イランがアメリカを始めとする、西側諸国から制裁を受けて、すでに30年以上の歳月が経過している。そのなかで、イランはまるで時代に取り残された国に、なっているように思うかもしれないが、そうではないようだ。
これまで、イランの革命防衛隊は各種兵器の、自主開発について公表してきている。中長距離ミサイルが完成し、イスラエルを直接攻撃できる、と豪語しているし、海軍も高速艇を完成させた、あるいは戦闘艦を完成させた、と写真やビデオで紹介している。
そればかりではない。いま世界の軍事関係者のなかで、話題になっている無人機(ドローン)も、イランは自国で製造したと発表した。これはアメリカが使用していた無人機を、電波操作で破壊せずに着地させ、それを分解して構造を調べ、独自に造ったというのだ。
イラン製の無人機はほとんどアメリカ製と変わらないモデルが、やはり写真で公開されている。この場合、似通ったものを作ることはできるが、その機体の中に組み込まれる各種の機器が、どうなっているかということが、問題であろう。
以前、北朝鮮が製造したとされる、無人機が韓国で発見されたが、そのなかに積み込まれていた各種の機器は、初歩的なものであったと言われている。つまり、直接無人機から地上の映像が送られるのではなく、写真を撮り無人機が発信基地に戻った後で、それが取り出されるということだった。
イランの場合はどうなっているか分からないが、ある程度の機器は積まれているだろう。それは秋葉原などで部品を買えば、出来る部分が多くあるからだ。

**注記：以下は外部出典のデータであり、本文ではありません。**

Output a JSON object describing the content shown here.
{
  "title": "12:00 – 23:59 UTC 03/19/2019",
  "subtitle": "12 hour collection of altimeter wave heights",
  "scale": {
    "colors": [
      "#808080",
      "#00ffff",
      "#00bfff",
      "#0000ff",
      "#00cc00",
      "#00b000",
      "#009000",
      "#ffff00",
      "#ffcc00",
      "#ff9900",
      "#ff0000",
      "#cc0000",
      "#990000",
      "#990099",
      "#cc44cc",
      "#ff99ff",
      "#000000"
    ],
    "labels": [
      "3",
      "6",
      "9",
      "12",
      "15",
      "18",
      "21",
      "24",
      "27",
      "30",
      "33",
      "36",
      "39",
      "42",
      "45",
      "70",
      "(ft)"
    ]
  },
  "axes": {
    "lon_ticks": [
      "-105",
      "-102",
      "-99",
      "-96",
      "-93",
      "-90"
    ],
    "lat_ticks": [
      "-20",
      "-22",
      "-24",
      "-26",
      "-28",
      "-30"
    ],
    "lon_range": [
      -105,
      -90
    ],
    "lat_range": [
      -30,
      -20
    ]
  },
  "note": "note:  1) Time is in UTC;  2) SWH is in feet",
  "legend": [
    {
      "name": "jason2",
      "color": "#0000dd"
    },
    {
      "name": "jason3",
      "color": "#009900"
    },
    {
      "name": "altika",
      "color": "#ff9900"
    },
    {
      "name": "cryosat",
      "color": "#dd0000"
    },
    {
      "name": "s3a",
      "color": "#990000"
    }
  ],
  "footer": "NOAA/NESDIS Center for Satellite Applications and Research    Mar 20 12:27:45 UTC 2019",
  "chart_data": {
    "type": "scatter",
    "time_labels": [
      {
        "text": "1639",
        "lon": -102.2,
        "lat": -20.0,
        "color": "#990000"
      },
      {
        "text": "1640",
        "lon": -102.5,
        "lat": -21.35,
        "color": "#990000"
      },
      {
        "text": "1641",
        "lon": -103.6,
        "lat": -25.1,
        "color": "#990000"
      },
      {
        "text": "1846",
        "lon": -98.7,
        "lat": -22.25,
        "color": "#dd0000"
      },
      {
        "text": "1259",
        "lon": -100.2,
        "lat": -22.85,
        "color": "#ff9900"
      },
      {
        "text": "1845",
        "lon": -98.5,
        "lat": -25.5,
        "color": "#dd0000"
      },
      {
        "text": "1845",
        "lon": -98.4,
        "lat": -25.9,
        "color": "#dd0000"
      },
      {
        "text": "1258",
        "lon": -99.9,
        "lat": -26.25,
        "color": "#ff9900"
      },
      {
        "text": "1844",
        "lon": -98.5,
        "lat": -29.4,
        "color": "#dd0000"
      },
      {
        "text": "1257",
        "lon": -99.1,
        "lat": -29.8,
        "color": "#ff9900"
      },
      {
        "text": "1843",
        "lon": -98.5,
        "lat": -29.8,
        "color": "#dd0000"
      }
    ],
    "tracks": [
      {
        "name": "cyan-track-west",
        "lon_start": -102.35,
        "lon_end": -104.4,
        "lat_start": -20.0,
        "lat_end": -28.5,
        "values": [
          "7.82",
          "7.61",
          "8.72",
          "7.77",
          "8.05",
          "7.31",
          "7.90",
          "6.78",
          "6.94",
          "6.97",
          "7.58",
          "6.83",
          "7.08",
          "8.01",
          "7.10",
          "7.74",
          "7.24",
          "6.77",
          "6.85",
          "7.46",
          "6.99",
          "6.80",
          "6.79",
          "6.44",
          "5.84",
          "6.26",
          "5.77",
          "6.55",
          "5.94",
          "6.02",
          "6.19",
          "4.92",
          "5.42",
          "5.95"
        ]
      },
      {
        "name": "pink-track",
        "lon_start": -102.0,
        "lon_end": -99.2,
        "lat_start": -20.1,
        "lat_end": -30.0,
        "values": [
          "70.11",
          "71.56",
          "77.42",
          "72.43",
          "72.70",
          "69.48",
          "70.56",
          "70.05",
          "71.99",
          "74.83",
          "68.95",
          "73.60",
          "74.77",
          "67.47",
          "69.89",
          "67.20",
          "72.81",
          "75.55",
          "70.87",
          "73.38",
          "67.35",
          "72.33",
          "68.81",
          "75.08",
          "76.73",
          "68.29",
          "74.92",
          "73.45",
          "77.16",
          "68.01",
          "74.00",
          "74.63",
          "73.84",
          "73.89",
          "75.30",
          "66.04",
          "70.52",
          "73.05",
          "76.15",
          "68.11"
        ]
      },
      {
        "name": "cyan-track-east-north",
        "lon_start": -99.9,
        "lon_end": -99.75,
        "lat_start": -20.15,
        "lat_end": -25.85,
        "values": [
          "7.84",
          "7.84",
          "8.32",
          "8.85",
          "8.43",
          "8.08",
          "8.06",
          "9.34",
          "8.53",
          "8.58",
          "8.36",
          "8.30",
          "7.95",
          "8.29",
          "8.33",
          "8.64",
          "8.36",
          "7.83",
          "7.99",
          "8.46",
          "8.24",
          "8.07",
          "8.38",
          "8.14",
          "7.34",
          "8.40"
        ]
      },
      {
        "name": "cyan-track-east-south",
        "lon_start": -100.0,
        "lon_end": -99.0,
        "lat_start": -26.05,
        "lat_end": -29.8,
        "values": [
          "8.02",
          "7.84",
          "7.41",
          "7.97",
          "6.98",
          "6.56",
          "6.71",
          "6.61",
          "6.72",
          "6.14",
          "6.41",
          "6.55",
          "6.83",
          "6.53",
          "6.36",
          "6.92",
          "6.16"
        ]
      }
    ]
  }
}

もちろんそれらの機器は兵器ではないので、持ち出しが可能ということになる。
日本で普通に売られているもので、少し工夫をすれば軍事目的で使える機器は少なくない。ビル内に使われている監視カメラと、それを電波にして送る装置は、皆一般に売られているのだ。

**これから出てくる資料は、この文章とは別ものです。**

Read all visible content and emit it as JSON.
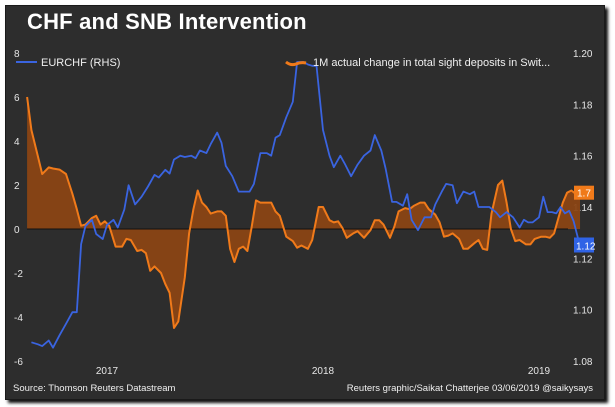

イランが制裁を受けたために、独自に開発しているのは、軍事関連品だけではない。一般の産業用の部品も設備も、イラン独自の技術で製造されるように、なってきている。
石油やガス関連施設の相当部分が、イラン独自の技術によって造られ、修理されるようになっている。もちろんそればかりではなく、核関連の設備もイランが独自に建設したものだ。
日本が制裁を受けた場合も、技術レベルは飛躍的に発展し、世界的に知られることになったゼロ戦が完成している。それに続きジェット・エンジンの戦闘機も、既に完成していたし、原爆もほぼ製造可能な段階に入っていた。つまり、制裁はその制裁を受ける国の技術レベルを、飛躍的に向上させる効果もあるということだ。